The trend of chemisorption of hydrogen and oxygen atoms on pure transition metals: Magnetism justifies unexpected behaviour of Mn and Cr

Abstract

The spin of the electron is decisive to understand electronic interactions in heterogeneous catalysis, mainly because the stabilizing Quantum Spin Exchange Interactions (QSEI) are always a significant contribution to the energy of magnetic catalysts and absorbates during reaction events. Cooperative QSEI in compositions with multi-atomic open-shell configurations (QSEI-OS) maximize the influence of the spin dependent potentials, determining the electronic properties of magnetic materials and shaping their reactivity. In this paper, we explain that because of the intra- and inter- atomic QSEI-OS, high-spin (3d5) antiferromagnetic (AFM) metals like Cr and Mn can be more inert (or “noble”) than Au itself towards the formation of covalent bonds with hydrogen atoms.

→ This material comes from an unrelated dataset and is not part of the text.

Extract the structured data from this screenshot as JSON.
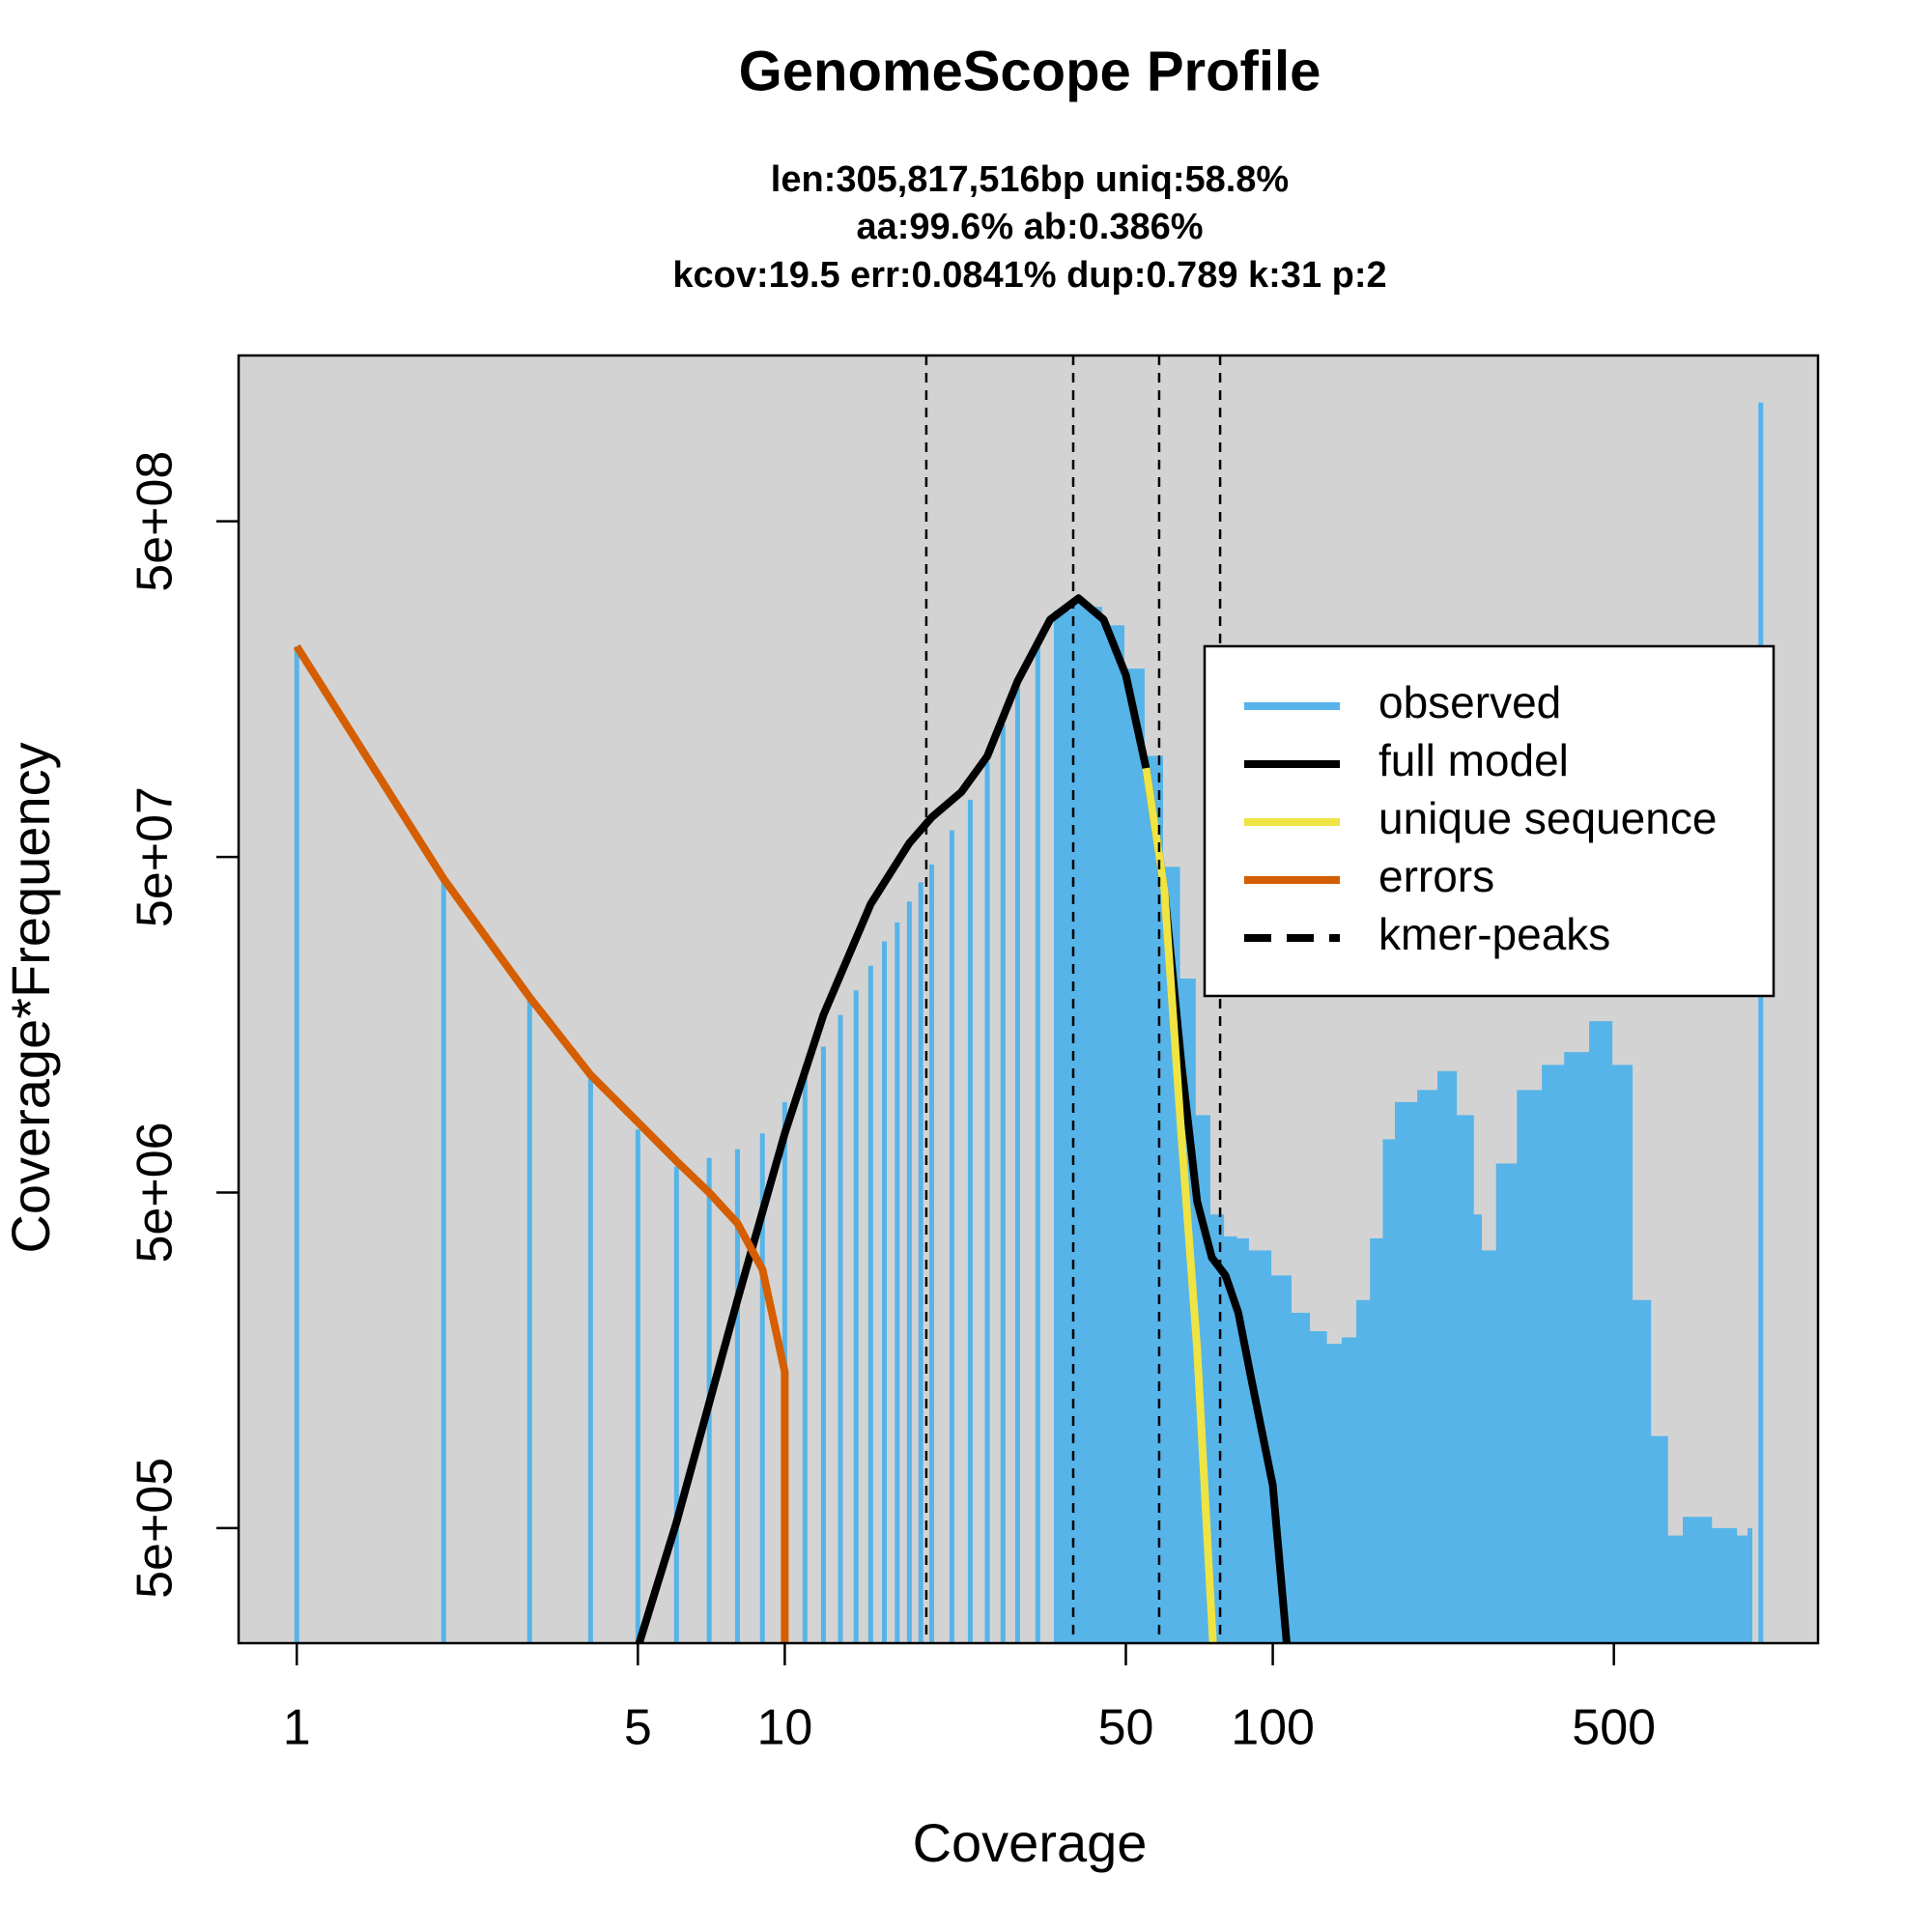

AFM QSEI-OS lead to a relative higher destabilization of the unoccupied (spin-)orbitals (Mott upper band) in Cr and Mn compared with other metals. In oxygen adsorption, QSEI-OS lead to the reduction of the electronic repulsions in occupied 3d5 orbitals with a concomitant decrease of the chemisorption enthalpy of the oxygen atoms. Since hydrogen and oxygen atoms are the most important intermediates in relevant catalytic processes like oxygen reduction reaction and water splitting, we observe how the effect of QSEI-OS needs to be properly incorporated as a critical factor to understand the activity of catalysts based on magnetic metals.